What Game of Thrones can teach you about economics
Weapons from the Game of Thrones are on display at the Waterfront Hall, Belfast, Northern Ireland (Peter Morrison / AP)
For an audio and text series, "Wealth of Westeros," AP's economics team is digging into market lessons embedded in "Game of Thrones." Today's episode: "What you don't know could get you killed," by Josh Boak, Paul Wiseman and Christopher Rugaber:
- "The imbalance in knowledge is what economists call 'asymmetric information' — when one party in a transaction knows more than the other and can exploit the advantage. It can be bad for economies. And it's certainly bad for the people of Westeros as the threat of Whitewalkers drew closer in the seventh season's fifth episode, Eastwatch."
- "The episode ended with Jon Snow leading six others beyond the Wall. They're on a possible suicide mission to capture a wight — a re-animated corpse controlled by the Whitewalkers."

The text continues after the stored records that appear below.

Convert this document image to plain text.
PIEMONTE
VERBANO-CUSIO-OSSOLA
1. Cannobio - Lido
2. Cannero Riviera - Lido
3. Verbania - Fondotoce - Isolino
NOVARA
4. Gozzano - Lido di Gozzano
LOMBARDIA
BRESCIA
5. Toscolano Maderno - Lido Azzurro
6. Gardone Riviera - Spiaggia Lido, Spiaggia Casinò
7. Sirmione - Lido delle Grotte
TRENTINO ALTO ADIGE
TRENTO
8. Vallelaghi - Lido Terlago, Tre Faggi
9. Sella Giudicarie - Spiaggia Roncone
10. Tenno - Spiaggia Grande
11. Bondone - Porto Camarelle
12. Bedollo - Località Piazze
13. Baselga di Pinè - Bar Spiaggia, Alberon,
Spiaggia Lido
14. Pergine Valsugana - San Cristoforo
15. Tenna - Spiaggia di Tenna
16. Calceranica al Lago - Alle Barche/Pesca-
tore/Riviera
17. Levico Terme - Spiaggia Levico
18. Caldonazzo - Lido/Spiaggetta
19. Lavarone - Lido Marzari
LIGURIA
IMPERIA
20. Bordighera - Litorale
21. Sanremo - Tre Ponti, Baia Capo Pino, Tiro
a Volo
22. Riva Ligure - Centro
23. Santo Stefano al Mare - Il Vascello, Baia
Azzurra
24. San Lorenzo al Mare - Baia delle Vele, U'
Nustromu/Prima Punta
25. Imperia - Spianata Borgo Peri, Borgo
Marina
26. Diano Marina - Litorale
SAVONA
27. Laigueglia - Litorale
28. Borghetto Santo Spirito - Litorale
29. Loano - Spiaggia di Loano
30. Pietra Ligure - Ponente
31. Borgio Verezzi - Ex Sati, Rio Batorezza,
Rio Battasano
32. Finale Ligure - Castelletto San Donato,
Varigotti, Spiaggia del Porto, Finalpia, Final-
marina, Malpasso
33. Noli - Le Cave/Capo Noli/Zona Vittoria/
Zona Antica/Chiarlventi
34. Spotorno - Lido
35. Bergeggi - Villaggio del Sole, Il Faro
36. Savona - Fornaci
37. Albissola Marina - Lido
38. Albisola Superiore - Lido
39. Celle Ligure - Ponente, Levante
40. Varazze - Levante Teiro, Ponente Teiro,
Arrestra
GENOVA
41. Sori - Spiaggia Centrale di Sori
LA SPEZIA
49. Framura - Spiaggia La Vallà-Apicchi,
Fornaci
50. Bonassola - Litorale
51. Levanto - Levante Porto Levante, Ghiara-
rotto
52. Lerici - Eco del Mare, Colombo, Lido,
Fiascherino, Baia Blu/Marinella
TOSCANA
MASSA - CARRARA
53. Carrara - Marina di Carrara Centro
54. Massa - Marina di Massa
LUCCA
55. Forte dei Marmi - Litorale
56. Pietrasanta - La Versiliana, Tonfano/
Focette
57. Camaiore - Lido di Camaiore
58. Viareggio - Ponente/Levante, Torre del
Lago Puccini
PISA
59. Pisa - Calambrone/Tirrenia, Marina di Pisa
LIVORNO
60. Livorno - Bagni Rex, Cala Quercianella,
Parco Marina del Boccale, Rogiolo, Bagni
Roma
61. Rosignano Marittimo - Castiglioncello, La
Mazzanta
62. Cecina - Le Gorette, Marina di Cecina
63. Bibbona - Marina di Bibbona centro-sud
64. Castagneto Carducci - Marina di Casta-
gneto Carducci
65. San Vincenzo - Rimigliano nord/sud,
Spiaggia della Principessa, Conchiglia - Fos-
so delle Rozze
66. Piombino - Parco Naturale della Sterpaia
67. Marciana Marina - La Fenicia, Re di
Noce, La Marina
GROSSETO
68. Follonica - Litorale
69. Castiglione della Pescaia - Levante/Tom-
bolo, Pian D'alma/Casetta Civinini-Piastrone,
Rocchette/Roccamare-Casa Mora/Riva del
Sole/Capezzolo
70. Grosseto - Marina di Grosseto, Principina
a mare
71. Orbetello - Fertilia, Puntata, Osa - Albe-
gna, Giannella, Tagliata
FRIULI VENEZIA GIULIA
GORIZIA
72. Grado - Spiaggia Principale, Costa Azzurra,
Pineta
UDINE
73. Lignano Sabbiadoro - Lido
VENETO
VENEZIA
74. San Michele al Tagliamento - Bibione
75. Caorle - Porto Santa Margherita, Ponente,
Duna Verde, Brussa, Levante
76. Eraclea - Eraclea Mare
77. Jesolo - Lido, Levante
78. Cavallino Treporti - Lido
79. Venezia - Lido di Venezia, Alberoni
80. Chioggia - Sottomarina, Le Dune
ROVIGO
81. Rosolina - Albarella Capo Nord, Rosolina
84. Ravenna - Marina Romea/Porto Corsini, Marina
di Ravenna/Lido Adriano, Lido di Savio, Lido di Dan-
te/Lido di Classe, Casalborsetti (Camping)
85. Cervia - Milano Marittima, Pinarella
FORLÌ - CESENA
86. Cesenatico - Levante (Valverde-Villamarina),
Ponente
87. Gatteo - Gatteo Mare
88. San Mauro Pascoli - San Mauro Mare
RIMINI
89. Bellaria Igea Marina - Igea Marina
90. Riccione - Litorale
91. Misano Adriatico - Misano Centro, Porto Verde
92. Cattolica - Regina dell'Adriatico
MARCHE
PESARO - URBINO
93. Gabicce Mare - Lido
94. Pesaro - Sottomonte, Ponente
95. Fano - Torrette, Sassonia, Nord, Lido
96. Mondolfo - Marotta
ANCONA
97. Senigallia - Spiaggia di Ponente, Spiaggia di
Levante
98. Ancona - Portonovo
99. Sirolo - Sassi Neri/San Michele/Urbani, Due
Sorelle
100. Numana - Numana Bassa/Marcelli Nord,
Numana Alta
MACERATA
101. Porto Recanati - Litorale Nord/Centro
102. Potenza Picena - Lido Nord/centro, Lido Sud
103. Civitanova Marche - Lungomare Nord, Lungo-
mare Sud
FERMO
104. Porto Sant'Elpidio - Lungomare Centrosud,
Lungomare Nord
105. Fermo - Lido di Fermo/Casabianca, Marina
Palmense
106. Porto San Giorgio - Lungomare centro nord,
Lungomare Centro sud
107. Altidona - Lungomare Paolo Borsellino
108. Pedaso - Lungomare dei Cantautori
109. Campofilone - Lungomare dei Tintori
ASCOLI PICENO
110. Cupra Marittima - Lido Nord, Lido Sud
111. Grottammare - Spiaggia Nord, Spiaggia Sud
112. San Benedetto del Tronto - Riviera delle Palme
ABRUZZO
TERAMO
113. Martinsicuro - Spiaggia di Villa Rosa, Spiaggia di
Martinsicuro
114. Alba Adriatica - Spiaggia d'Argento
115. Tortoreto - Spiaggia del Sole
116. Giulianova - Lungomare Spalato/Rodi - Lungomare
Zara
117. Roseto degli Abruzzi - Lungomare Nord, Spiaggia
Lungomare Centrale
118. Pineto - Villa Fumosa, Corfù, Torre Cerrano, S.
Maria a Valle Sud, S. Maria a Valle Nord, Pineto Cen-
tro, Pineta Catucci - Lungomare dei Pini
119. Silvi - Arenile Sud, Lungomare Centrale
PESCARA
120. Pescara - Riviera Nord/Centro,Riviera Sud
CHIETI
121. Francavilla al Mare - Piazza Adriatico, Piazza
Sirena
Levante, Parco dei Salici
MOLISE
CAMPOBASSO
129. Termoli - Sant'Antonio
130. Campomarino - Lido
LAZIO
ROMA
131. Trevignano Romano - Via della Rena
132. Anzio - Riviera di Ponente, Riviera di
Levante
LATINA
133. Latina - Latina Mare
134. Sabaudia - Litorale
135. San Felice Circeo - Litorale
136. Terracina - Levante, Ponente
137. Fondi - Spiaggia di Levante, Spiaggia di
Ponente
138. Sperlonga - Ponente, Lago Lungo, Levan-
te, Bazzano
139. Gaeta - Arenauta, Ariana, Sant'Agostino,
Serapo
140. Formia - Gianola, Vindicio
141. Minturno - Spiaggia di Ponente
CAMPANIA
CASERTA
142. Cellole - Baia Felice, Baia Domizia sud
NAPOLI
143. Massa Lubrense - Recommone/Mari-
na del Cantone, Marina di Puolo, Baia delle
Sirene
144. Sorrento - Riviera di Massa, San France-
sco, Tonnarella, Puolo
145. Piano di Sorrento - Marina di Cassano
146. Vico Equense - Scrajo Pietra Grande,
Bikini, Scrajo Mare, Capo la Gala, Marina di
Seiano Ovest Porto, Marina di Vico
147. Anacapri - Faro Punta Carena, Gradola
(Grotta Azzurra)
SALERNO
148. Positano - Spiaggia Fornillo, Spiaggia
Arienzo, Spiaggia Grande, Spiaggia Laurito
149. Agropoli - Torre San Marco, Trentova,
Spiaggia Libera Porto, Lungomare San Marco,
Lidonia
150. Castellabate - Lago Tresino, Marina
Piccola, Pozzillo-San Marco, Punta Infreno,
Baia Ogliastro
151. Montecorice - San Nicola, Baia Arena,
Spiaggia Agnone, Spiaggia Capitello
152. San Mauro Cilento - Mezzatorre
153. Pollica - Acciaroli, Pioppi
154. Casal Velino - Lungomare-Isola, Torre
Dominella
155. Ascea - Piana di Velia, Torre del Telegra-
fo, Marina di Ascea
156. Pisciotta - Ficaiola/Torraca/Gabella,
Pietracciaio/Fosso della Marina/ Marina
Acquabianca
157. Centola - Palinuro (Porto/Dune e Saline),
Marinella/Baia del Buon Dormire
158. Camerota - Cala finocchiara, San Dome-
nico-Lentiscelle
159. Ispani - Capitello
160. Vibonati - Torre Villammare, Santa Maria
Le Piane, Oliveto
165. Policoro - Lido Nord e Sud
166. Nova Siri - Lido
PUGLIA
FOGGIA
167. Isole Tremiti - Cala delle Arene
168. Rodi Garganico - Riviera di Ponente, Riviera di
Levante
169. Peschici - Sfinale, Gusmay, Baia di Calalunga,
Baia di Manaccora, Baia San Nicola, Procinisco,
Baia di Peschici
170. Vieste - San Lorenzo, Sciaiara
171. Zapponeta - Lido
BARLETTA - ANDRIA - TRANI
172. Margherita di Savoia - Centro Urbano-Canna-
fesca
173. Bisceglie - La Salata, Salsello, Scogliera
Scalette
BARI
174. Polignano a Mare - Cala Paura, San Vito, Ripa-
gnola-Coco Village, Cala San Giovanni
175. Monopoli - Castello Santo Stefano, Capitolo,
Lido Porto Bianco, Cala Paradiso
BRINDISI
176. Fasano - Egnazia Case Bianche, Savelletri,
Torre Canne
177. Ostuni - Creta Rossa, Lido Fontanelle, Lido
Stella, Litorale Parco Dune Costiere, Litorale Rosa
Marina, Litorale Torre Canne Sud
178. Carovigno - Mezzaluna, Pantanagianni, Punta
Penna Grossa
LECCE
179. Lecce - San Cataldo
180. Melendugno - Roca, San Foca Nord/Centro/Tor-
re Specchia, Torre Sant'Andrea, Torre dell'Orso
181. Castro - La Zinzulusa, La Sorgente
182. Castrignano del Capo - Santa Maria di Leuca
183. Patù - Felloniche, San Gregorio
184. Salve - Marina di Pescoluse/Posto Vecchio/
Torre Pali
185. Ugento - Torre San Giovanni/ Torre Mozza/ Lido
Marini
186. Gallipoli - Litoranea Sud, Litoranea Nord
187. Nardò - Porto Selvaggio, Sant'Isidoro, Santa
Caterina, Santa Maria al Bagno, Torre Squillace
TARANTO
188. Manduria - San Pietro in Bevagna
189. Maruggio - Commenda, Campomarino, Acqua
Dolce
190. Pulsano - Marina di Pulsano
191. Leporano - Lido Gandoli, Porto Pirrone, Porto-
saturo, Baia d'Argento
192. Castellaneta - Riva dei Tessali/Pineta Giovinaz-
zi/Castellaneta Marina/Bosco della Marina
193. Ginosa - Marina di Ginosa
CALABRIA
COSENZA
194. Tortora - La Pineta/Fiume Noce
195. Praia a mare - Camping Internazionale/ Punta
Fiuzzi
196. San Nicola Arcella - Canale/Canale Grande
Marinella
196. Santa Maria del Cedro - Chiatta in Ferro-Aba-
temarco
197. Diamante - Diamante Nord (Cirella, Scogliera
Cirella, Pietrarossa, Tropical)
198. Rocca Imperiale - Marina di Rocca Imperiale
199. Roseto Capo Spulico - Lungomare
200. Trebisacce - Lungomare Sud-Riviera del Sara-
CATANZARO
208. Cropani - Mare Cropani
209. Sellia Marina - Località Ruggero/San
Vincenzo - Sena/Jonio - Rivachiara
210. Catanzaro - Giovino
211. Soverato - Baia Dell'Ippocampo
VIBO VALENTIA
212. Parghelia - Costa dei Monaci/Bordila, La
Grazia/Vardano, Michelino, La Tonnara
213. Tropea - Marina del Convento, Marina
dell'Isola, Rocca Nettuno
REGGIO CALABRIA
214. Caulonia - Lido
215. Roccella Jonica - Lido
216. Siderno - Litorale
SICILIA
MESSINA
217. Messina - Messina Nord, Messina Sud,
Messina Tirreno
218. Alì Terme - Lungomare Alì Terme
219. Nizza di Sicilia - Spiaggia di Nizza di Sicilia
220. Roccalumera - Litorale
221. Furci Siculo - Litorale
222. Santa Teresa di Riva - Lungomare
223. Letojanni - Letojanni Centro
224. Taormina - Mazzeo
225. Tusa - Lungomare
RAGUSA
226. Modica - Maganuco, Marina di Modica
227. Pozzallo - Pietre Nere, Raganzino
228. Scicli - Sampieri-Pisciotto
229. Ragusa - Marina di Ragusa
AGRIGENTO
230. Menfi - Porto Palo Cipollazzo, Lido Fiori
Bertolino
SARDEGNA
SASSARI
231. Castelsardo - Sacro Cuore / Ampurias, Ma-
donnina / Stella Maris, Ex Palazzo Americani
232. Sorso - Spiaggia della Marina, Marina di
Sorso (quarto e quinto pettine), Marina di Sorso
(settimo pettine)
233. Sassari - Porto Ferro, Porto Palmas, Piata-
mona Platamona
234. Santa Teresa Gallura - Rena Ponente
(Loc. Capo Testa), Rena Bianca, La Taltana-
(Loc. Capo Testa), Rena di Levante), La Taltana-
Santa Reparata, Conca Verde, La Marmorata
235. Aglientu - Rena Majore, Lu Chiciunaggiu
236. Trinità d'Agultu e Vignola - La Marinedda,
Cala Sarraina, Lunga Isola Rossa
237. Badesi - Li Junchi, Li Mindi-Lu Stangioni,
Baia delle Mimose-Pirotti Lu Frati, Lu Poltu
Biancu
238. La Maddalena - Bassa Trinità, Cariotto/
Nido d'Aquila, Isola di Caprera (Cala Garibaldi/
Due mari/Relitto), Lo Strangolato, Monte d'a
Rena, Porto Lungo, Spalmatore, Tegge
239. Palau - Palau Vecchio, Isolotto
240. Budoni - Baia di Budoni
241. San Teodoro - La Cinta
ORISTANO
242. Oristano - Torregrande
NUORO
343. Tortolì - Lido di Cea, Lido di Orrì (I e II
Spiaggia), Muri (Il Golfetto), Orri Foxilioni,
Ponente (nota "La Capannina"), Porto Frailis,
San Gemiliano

- "Why? Because of the imbalance of the knowledge, the group hopes to prove that the threat is real to Queen Cersei in order to unite Westeros' warring factions against a common and demonic enemy. Little do they know that Cersei is already prepared to call a truce, providing only more evidence about the challenges caused by asymmetric information."
- "Storytellers have relied on dramatic irony since Ancient Greece. But Game of Thrones is really detailing a fundamental challenge that markets are struggling to address — what to do when information is far from perfect and carefully guarded instead of shared."